Three operational lessons stand out from this UI UX redesign case study: how to get stakeholder buy-in, how to measure ROI correctly, and why iteration beats perfection.
Stakeholder buy-in: we scheduled short syncs with finance and customer care during research to expose them to evidence early. That lowered resistance when rollout discussions began. Use concise one-pagers linking UX changes to revenue impact.
Measuring ROI: tie lift to lifetime value (LTV) when possible and report both short-term revenue uplift and expected long-term gains. For this project we calculated a 6-month incremental revenue projection that justified continued investment.
Iteration beats perfection: the team learned to ship the smallest meaningful change, validate it, and then layer refinements. Failed experiments were logged with clear hypotheses and learnings.
This how a redesign improved user engagement case study shows that governance and measurement are as important as design craft.
Below are distilled templates and a process you can replicate. Each template maps to an actionable artifact we used in the project.
Redesign sprint template (6 weeks):
Experiment documentation template (one page):
Common pitfalls to avoid:
Use these templates to accelerate your own ui ux redesign case study ecommerce conversion increase projects and to build a replicable process for continuous conversion rate UX improvements.
This UI UX redesign case study demonstrates that targeted UX changes, backed by research and rigorous testing, can deliver measurable commercial impact. The team moved from a 2.50% baseline to a 3.20% checkout conversion — a practical illustration of how process and design choices tie directly to revenue.
Key takeaways: prioritize hypotheses with the highest expected ROI, instrument everything, and engage stakeholders early with concise evidence. Iteration and measurement must be baked into your workflow for sustained gains.
If you want a concise starter checklist to run this process in your team, download or recreate the sprint and experiment templates above and consider a short internal pilot focused on the highest-friction funnel step.

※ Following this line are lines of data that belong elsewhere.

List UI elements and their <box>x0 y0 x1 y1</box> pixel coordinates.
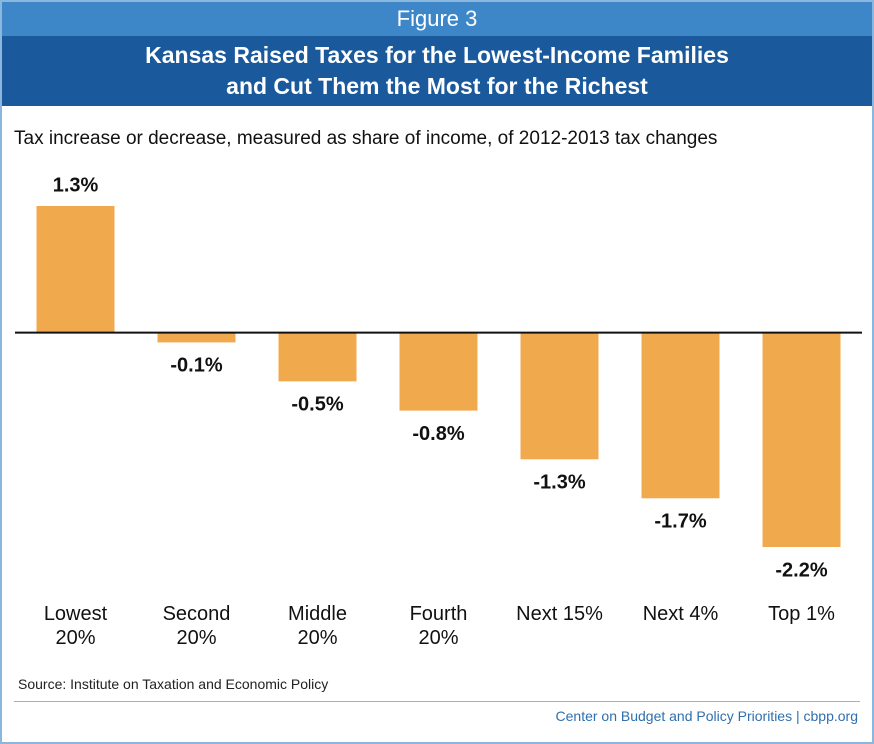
value-label: 1.3% <box>53 174 99 196</box>
bar <box>399 332 478 411</box>
bar <box>762 332 841 547</box>
title-band: Kansas Raised Taxes for the Lowest-Incom… <box>2 36 872 106</box>
rule <box>14 701 860 702</box>
x-tick-label: Top 1% <box>768 603 835 625</box>
value-label: -0.1% <box>170 355 222 377</box>
value-label: -1.3% <box>533 472 585 494</box>
subtitle: Tax increase or decrease, measured as sh… <box>14 128 718 149</box>
bar <box>36 206 115 333</box>
chart-title: Kansas Raised Taxes for the Lowest-Incom… <box>145 42 729 99</box>
x-tick-label: Fourth 20% <box>409 603 468 649</box>
bar <box>278 332 357 382</box>
bar <box>641 332 720 499</box>
value-label: -2.2% <box>775 559 827 581</box>
x-tick-label: Next 15% <box>516 603 603 625</box>
figure-label: Figure 3 <box>2 2 872 36</box>
bar <box>520 332 599 460</box>
x-tick-label: Lowest 20% <box>43 603 108 649</box>
bar <box>157 332 236 343</box>
value-label: -1.7% <box>654 511 706 533</box>
credit: Center on Budget and Policy Priorities |… <box>555 708 858 724</box>
x-tick-label: Middle 20% <box>288 603 347 649</box>
value-label: -0.8% <box>412 423 464 445</box>
x-tick-label: Second 20% <box>162 603 231 649</box>
value-label: -0.5% <box>291 394 343 416</box>
source: Source: Institute on Taxation and Econom… <box>18 676 329 692</box>
x-tick-label: Next 4% <box>642 603 719 625</box>
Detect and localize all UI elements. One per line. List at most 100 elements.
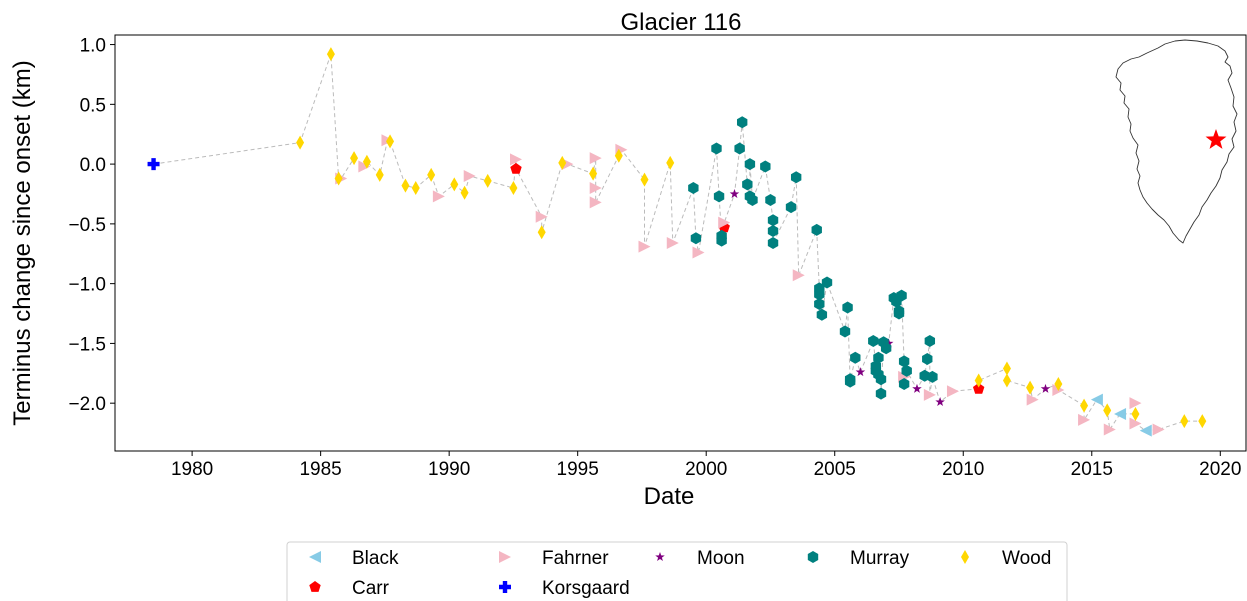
legend-marker-korsgaard: [499, 581, 511, 593]
data-point-wood: [537, 225, 546, 240]
legend-item-fahrner: Fahrner: [499, 548, 609, 569]
data-point-wood: [1131, 406, 1140, 421]
data-point-murray: [844, 375, 856, 388]
data-point-fahrner: [1129, 397, 1142, 410]
data-point-wood: [386, 134, 395, 149]
data-point-murray: [688, 182, 699, 195]
data-point-murray: [896, 289, 907, 302]
legend-label-carr: Carr: [352, 578, 390, 599]
data-point-wood: [1054, 377, 1063, 392]
data-point-fahrner: [358, 160, 371, 173]
plot-area: [114, 34, 1247, 452]
legend-marker-fahrner: [499, 551, 511, 563]
data-point-murray: [760, 160, 771, 173]
data-point-murray: [767, 214, 779, 227]
data-point-fahrner: [589, 182, 602, 195]
greenland-outline: [1115, 39, 1238, 244]
inset-map: [1115, 39, 1238, 244]
data-point-murray: [927, 370, 938, 383]
y-tick-label: −0.5: [68, 215, 106, 236]
series-korsgaard: [147, 158, 160, 171]
data-point-fahrner: [1103, 423, 1116, 436]
data-point-wood: [1080, 398, 1089, 413]
legend-item-moon: Moon: [655, 548, 745, 569]
data-point-fahrner: [1152, 423, 1165, 436]
data-point-black: [1114, 407, 1127, 420]
data-point-moon: [855, 367, 866, 377]
legend-marker-carr: [309, 581, 321, 592]
data-point-wood: [427, 167, 436, 182]
legend-marker-wood: [961, 550, 969, 564]
data-point-murray: [922, 352, 933, 365]
data-point-moon: [935, 396, 945, 407]
data-point-fahrner: [535, 210, 548, 223]
data-point-wood: [1002, 361, 1011, 376]
y-tick-label: 0.5: [80, 95, 106, 116]
legend-item-carr: Carr: [309, 578, 390, 599]
data-point-murray: [873, 351, 884, 364]
data-point-murray: [736, 116, 748, 129]
legend-marker-moon: [655, 552, 665, 562]
data-point-murray: [816, 308, 828, 321]
x-tick-label: 1980: [171, 459, 213, 480]
location-star-icon: [1205, 129, 1227, 149]
data-point-murray: [842, 301, 853, 314]
data-point-wood: [326, 47, 335, 62]
data-point-murray: [898, 378, 910, 391]
data-point-fahrner: [666, 237, 679, 249]
data-point-murray: [850, 351, 861, 364]
data-point-wood: [1002, 373, 1011, 388]
legend-marker-murray: [807, 551, 819, 563]
legend-marker-black: [309, 551, 321, 563]
data-point-murray: [814, 297, 825, 310]
y-tick-label: 1.0: [80, 36, 106, 57]
data-point-murray: [785, 201, 797, 214]
data-point-murray: [767, 237, 779, 249]
data-point-wood: [375, 167, 384, 182]
chart-title: Glacier 116: [621, 9, 742, 36]
data-point-moon: [1040, 383, 1051, 393]
data-point-murray: [821, 276, 833, 289]
data-point-wood: [974, 373, 983, 388]
data-point-wood: [460, 185, 469, 200]
legend-label-murray: Murray: [850, 548, 910, 569]
legend-label-moon: Moon: [697, 548, 745, 569]
data-point-murray: [875, 387, 887, 400]
data-point-murray: [875, 373, 887, 386]
data-point-black: [1090, 393, 1103, 406]
x-tick-label: 2000: [685, 459, 727, 480]
data-point-fahrner: [638, 240, 651, 253]
data-point-wood: [362, 154, 371, 169]
x-axis-title: Date: [644, 483, 695, 510]
legend-label-fahrner: Fahrner: [542, 548, 609, 569]
data-point-moon: [729, 188, 740, 199]
data-point-wood: [350, 151, 359, 166]
data-point-carr: [510, 162, 522, 174]
data-point-murray: [765, 193, 776, 206]
y-axis: 1.0 0.5 0.0 −0.5 −1.0 −1.5 −2.0: [68, 36, 115, 415]
y-tick-label: −1.0: [68, 275, 106, 296]
data-point-wood: [450, 177, 459, 192]
connector-line: [153, 53, 1203, 432]
data-point-wood: [1180, 414, 1189, 429]
data-point-murray: [898, 355, 910, 368]
x-tick-label: 2010: [942, 459, 984, 480]
data-point-murray: [767, 225, 779, 238]
data-point-wood: [411, 181, 420, 196]
data-point-fahrner: [509, 153, 522, 166]
data-point-murray: [814, 288, 825, 301]
data-point-murray: [893, 307, 905, 320]
data-point-wood: [640, 172, 649, 187]
data-point-murray: [839, 325, 851, 338]
data-point-fahrner: [923, 388, 936, 401]
data-point-wood: [666, 155, 675, 170]
data-point-wood: [1198, 414, 1207, 429]
data-point-carr: [972, 382, 985, 394]
series-black: [1090, 393, 1152, 437]
data-point-wood: [401, 178, 410, 193]
data-point-murray: [880, 342, 892, 355]
data-point-wood: [483, 173, 492, 188]
data-point-fahrner: [718, 216, 731, 229]
data-point-fahrner: [1078, 413, 1091, 426]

Next step: pick one funnel friction, run a two-week research sprint, and commit to one A/B test within 60 days. That disciplined cadence is how teams replicate the conversion rate UX improvements shown in this case study.
Call to action: Use the templates and checklist in this article to run a focused pilot this quarter; commit to one measurable UX experiment and schedule a 30-day review to decide full rollout based on data.